Attend one of our events
Meet the blind and partially sighted graduates and undergraduates that we work with, and learn more about visual impairments and their impact on people’s lives and abilities (and then learn just how capable people are, regardless of visual impairment).

Role models
We can put you in touch with role models – employers who have been through the process and who can be honest and open about the barriers you may be concerned about.

Get out there

Start to advertise your company and its opportunities on our website with our Web Advertising and Priority Service. Call us for more information.

Why not think about hosting an event at your company? Maybe a Business Breakfast, or something more formal. It’s a way for you to show off your company, and for your staff to start familiarising themselves with the challenges posed by visual impairment.
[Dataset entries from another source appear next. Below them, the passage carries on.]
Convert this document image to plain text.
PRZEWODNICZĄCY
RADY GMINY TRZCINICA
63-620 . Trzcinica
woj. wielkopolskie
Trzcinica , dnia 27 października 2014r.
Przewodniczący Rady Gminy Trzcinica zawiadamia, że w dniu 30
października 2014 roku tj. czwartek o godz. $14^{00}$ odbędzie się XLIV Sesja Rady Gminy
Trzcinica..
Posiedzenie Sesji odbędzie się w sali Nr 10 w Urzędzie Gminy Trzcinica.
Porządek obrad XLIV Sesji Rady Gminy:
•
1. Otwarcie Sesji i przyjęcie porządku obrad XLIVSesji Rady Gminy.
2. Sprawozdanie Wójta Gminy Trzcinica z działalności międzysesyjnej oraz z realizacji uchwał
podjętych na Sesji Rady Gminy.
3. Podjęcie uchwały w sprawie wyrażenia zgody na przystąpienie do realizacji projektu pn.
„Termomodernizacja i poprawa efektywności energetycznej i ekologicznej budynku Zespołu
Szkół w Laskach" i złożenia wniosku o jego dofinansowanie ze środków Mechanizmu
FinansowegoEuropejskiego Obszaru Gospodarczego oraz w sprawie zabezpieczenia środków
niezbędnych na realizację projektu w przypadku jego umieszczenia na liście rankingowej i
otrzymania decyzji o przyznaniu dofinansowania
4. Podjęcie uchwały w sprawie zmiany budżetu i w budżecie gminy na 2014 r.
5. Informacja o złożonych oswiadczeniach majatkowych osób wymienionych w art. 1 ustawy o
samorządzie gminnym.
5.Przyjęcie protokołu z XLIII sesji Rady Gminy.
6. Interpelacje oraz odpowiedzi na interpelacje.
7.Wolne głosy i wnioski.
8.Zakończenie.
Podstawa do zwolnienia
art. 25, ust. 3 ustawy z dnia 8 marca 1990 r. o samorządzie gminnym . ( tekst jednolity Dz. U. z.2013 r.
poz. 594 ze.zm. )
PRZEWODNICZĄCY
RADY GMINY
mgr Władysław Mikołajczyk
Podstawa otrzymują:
Top Ten Tips for Recruiters

  1. Advertise online and make sure your website is accessible. If it’s not, your advert won’t be seen and you may come across as not being open to applications from the VI community.
  2. Have application forms in electronic format and in Word. This allows for completion of the forms through using Access Technology such as JAWS (speech software).
  3. Don’t be afraid to ask for help – we all need it from time to time.
  4. COMMUNICATION is the key! Talk to the candidate and make sure they are free to communicate their needs and that you use their expertise. There is no-one better qualified than the candidates themselves to tell you how they can access your procedures.
  5. If you’re offering alternative formats, such as Braille, make sure you leave plenty of time to arrange for them. Three working days won’t be enough, you’re better off allowing for ten working days to make sure everything is in place.
  6. On the other hand – don’t assume that your blind candidate reads Braille, not everyone does, and these days electronic access is more important. If in doubt, ask.
  7. Don’t be concerned with everyday tasks such as how your candidate might use the toilet. They do these things every day. Concentrate on making adjustments for work-related tasks.
  8. Be prepared for unexpected barriers to pop up. They will inevitably. No amount of planning will cover every single base. Just be ready to be adaptive and keep those communication channels open!
  9. Take some time to learn about the technologies available to VI people. It will help you understand how they will be able to do the job.
  10. Remember that reasonable adjustments are just that – REASONABLE. It’s also the job of the candidate to be as flexible and adaptive as you are being.